Title: RE: [wss] Proposal to Label Tokens to Indicate Their Semantics

 [...]

> Two questions:
> 1) Do we need ability to associate the <tokens> together to represent
>    all participating entities? [For the sake of this discussion, these
>    entities are being referred to as participants in remaining part of
>    this discusison]

All I was proposing was that in many situations, it would simplify policy processing to know that some of the tokens referred to the same system entity. It is often the case that users have multiple tokens and frequently it is impossible to tell by inspecting them that they refer to the same entity.

I assume that all the tokens in the header would be relevant in some way to the message in question. The Purpose label was an attempt to disambiguate this.

However, I did not envision that a SOAP body might contain a number of unrelated messages each with its own seperate set of participants. While I concede that this possibility is not prohibited by the SOAP specification, it seems a poor and inefficient application design. Is this something you see as likely? DO you have a usecase in mind?

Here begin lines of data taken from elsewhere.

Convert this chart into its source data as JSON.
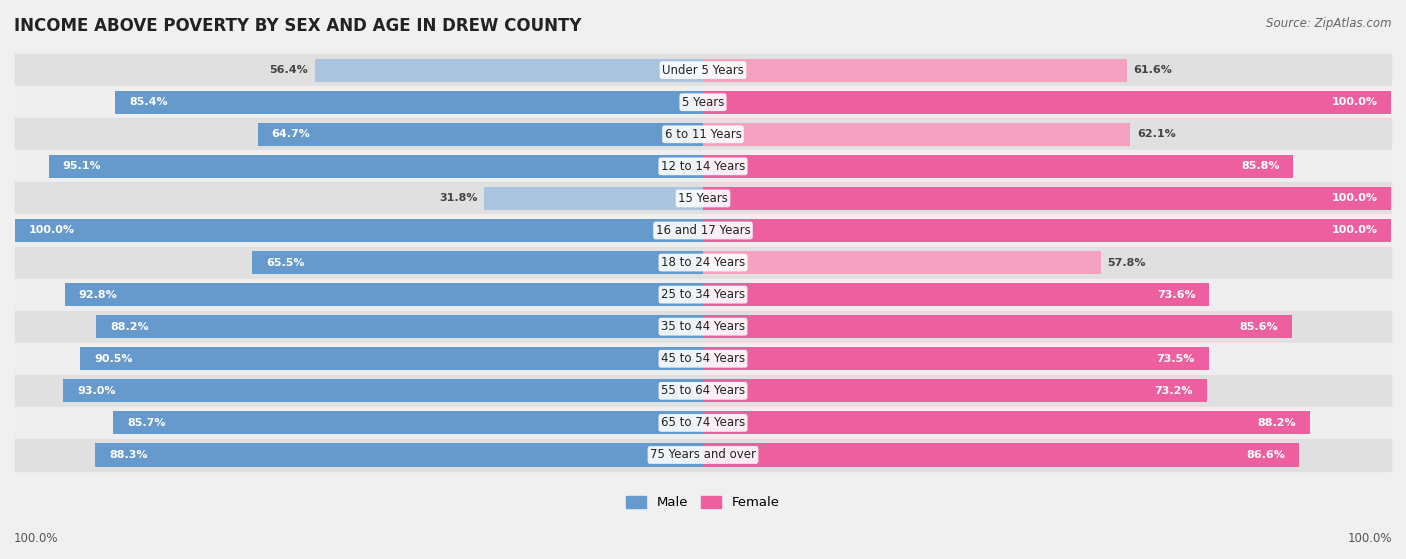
{
  "title": "INCOME ABOVE POVERTY BY SEX AND AGE IN DREW COUNTY",
  "source": "Source: ZipAtlas.com",
  "categories": [
    "Under 5 Years",
    "5 Years",
    "6 to 11 Years",
    "12 to 14 Years",
    "15 Years",
    "16 and 17 Years",
    "18 to 24 Years",
    "25 to 34 Years",
    "35 to 44 Years",
    "45 to 54 Years",
    "55 to 64 Years",
    "65 to 74 Years",
    "75 Years and over"
  ],
  "male_values": [
    56.4,
    85.4,
    64.7,
    95.1,
    31.8,
    100.0,
    65.5,
    92.8,
    88.2,
    90.5,
    93.0,
    85.7,
    88.3
  ],
  "female_values": [
    61.6,
    100.0,
    62.1,
    85.8,
    100.0,
    100.0,
    57.8,
    73.6,
    85.6,
    73.5,
    73.2,
    88.2,
    86.6
  ],
  "male_color_dark": "#6699cc",
  "male_color_light": "#aac4e0",
  "female_color_dark": "#ee5fa0",
  "female_color_light": "#f4a0c0",
  "male_label": "Male",
  "female_label": "Female",
  "row_color_even": "#e0e0e0",
  "row_color_odd": "#efefef",
  "bg_color": "#f0f0f0",
  "max_value": 100.0,
  "footer_value": "100.0%",
  "male_threshold": 60,
  "female_threshold": 70
}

> 2) Since additional <tokens> element may be added, wouldn't
> it make sense to
> be
>    able to optionally encapsulate them together in some
> security header
> child
>    element?

I don't really understand this question. Do you mean added to the message or added to the schema? I have only proposed adding a single Tokens element to the schema. Perhaps this question is simply a restatement of the first one.

> Obviously, the decision of including tokens
> beyond the target
> node
>    itself is a privacy issue - that could be resolved
> independent of this
>    specification.
 
Now you really lost me. Is "target node" a defined term? Even if I take a guess at what that means, I am at a loss to interpret "tokens beyond the target node" Clearly there are privacy issues around any claims in any message. Generally it is assumed that any such information can be intercepted by a 3rd party unless it is encrypted.

I can see that grouping tokens so as to convey that they refer to to the same system entity raises privacy issues over and above the mere inclusion of these tokens. That is why:

1. I was careful not to suggest that the failure to group tokens implied that they represented distinc entities. In other words, you don't have to group them if you don't want to.

2. I have been trying to ecourage debate about how much semantics we need to specify in this standard, or how little we can get away with.

[...]

> W.r.t. abstract token construct carrying a Purpose attribute,
> currently all
> token elements defined
> in the Draft 1 of of the Web Services Core specification have an
> extensibility mechanism already
> available to allow the carrying of additional attributes,

Except that the XML tokens are "just inserted" so extending them requires extending (if possible) other schemas outside of wsse: Furthermore in the case of XML tokens, they will typically come already signed by some authority. In my proposal, the Purpose would fall outside of this signature (although within a message signature) because the same entity might take on different Purposes with respect to different messages, while being represented by the same token, e.g. a SAML assertion containing an Attribute Statement.